Fruttuoso abbiano aggredito a bastonate un minorenne non accompagnato, colpevole
(forse) di molestie e danneggiamenti. Gli hanno spaccato il cranio.
Sembra anche che una ronda analoga sia stata organizzata a Quinto, i cui
abitanti da tempo lamentavano molestie e atti di vandalismo.
Non “sembra”, ma “è certo” che sui social si contino centinaia di commenti che
approvano le ronde e la giustizia “fai da te”. E chi prova a ragionare viene
invitato a portarli a casa sua.
In Italia muoiono tre persone al giorno sul lavoro, soprattutto in edilizia. Un
fatto che dovrebbe creare un forte allarme sociale.
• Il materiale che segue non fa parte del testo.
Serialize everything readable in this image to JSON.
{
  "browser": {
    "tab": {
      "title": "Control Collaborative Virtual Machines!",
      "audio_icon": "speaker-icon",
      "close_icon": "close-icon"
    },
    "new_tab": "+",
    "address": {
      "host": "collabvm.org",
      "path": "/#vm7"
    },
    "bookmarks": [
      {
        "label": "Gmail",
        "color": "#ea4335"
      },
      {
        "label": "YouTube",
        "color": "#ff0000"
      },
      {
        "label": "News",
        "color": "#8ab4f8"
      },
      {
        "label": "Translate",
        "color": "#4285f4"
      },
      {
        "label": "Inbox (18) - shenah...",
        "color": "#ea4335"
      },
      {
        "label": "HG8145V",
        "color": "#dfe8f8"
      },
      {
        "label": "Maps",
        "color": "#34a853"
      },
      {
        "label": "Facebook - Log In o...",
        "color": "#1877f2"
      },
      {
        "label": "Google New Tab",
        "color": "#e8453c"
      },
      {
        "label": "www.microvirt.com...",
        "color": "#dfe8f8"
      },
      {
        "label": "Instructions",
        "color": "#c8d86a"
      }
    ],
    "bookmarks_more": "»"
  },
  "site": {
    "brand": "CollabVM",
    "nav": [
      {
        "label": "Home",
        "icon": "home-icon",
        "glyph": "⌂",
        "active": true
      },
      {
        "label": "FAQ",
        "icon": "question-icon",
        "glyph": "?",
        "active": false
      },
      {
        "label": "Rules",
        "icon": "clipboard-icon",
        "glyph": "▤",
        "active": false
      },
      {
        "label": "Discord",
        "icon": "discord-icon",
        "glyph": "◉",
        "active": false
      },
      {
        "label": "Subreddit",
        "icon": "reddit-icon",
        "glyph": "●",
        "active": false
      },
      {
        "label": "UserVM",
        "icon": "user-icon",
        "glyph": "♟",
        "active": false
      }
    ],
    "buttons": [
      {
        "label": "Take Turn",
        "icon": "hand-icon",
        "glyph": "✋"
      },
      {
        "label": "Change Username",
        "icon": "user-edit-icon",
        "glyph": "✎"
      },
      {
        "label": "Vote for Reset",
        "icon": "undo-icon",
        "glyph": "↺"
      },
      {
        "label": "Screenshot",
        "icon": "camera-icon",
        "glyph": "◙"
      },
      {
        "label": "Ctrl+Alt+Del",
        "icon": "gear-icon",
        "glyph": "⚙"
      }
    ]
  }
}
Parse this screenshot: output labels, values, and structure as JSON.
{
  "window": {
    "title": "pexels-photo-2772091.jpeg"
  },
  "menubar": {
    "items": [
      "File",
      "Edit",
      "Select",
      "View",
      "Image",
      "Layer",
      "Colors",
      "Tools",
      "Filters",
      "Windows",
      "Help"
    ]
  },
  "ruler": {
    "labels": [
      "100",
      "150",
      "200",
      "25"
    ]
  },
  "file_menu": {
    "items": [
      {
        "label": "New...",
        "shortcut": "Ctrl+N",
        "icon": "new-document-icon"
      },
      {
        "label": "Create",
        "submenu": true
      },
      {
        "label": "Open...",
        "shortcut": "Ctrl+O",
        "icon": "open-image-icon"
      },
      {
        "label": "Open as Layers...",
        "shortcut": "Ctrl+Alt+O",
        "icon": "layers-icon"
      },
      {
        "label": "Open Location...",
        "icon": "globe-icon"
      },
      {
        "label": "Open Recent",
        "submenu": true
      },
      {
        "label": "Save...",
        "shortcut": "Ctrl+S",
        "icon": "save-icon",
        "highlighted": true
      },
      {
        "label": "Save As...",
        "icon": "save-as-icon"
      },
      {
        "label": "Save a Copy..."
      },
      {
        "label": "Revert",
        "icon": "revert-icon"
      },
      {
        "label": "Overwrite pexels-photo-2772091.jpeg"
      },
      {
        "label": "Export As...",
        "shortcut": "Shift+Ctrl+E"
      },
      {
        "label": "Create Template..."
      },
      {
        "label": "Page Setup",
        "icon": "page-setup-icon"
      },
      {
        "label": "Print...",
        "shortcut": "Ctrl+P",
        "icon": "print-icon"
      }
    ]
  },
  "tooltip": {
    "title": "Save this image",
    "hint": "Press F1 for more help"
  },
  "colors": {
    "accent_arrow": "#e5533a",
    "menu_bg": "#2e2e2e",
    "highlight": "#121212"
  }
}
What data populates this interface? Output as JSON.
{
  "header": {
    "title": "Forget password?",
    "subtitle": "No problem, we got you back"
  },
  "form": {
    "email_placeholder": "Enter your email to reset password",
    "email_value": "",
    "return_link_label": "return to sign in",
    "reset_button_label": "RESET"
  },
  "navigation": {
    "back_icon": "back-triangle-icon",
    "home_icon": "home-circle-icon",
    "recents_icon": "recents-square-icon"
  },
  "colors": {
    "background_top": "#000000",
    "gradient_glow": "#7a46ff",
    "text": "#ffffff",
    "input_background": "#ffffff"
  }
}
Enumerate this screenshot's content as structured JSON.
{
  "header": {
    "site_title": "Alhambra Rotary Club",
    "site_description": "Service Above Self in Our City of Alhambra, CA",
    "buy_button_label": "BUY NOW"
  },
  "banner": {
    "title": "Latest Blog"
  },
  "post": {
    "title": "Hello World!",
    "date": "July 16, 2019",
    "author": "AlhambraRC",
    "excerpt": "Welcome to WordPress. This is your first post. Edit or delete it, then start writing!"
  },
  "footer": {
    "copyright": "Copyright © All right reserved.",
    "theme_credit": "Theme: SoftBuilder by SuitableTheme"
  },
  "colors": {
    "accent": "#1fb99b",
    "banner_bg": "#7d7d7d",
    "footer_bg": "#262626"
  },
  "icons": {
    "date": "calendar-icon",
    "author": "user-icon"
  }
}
Vogliamo organizzare ronde per sprangare i padroni che ignorano le norme di
sicurezza?
Chi plaude ai venti vigliacchi di S. Fruttuoso ribadirebbe anche in questo caso
“colpirne uno per educarne cento?”
In Italia l’evasione fiscale ha raggiunto livelli record. Gli evasori li
conosciamo tutti, con nome e cognome, perché ogni giorno abbiamo a che fare con
loro. L’evasione fiscale incide fortemente sul bilancio dello Stato.
Vogliamo aspettare sotto casa medici, idraulici, negozianti che non rilasciano
lo scontrino fiscale?
A Taranto esiste un’azienda (ha cambiato diversi nomi: ILVA, Acelor Mittal, ecc,
ma sono sempre gli stessi) che da decenni emette sostanze cancerogene. Ha sulla
coscienza migliaia di tumori, anche di bambini.
Cerchiamo i padroni e i loro complici e gli bruciamo la casa?
Intere regioni italiane sono ostaggio della criminalità organizzata. Mafia,
camorra, ‘ndrangheta, stidda, sacra corona unita. Vivono a “cento passi” da casa
nostra.
Anche in questo caso vale il principio del “colpirne uno per educarne cento”? Li
spranghiamo? E da quale mafioso vogliamo cominciare?
I venti vigliacchi di S. Fruttuoso hanno scelto di colpire chi dà loro fastidio,
ma sta anche sotto di loro nella scala sociale e hanno perfettamente assimilato
i disvalori che hanno portato le destre al governo: meritocrazia, competizione,
indifferenza verso gli altri, nazionalismo, razzismo.
E’ più che mai necessario che, a partire dalle scuole, dai quartieri e dai
luoghi di lavoro, l’individuazione delle radici delle ingiustizie e il valore
della solidarietà vengano riscoperti.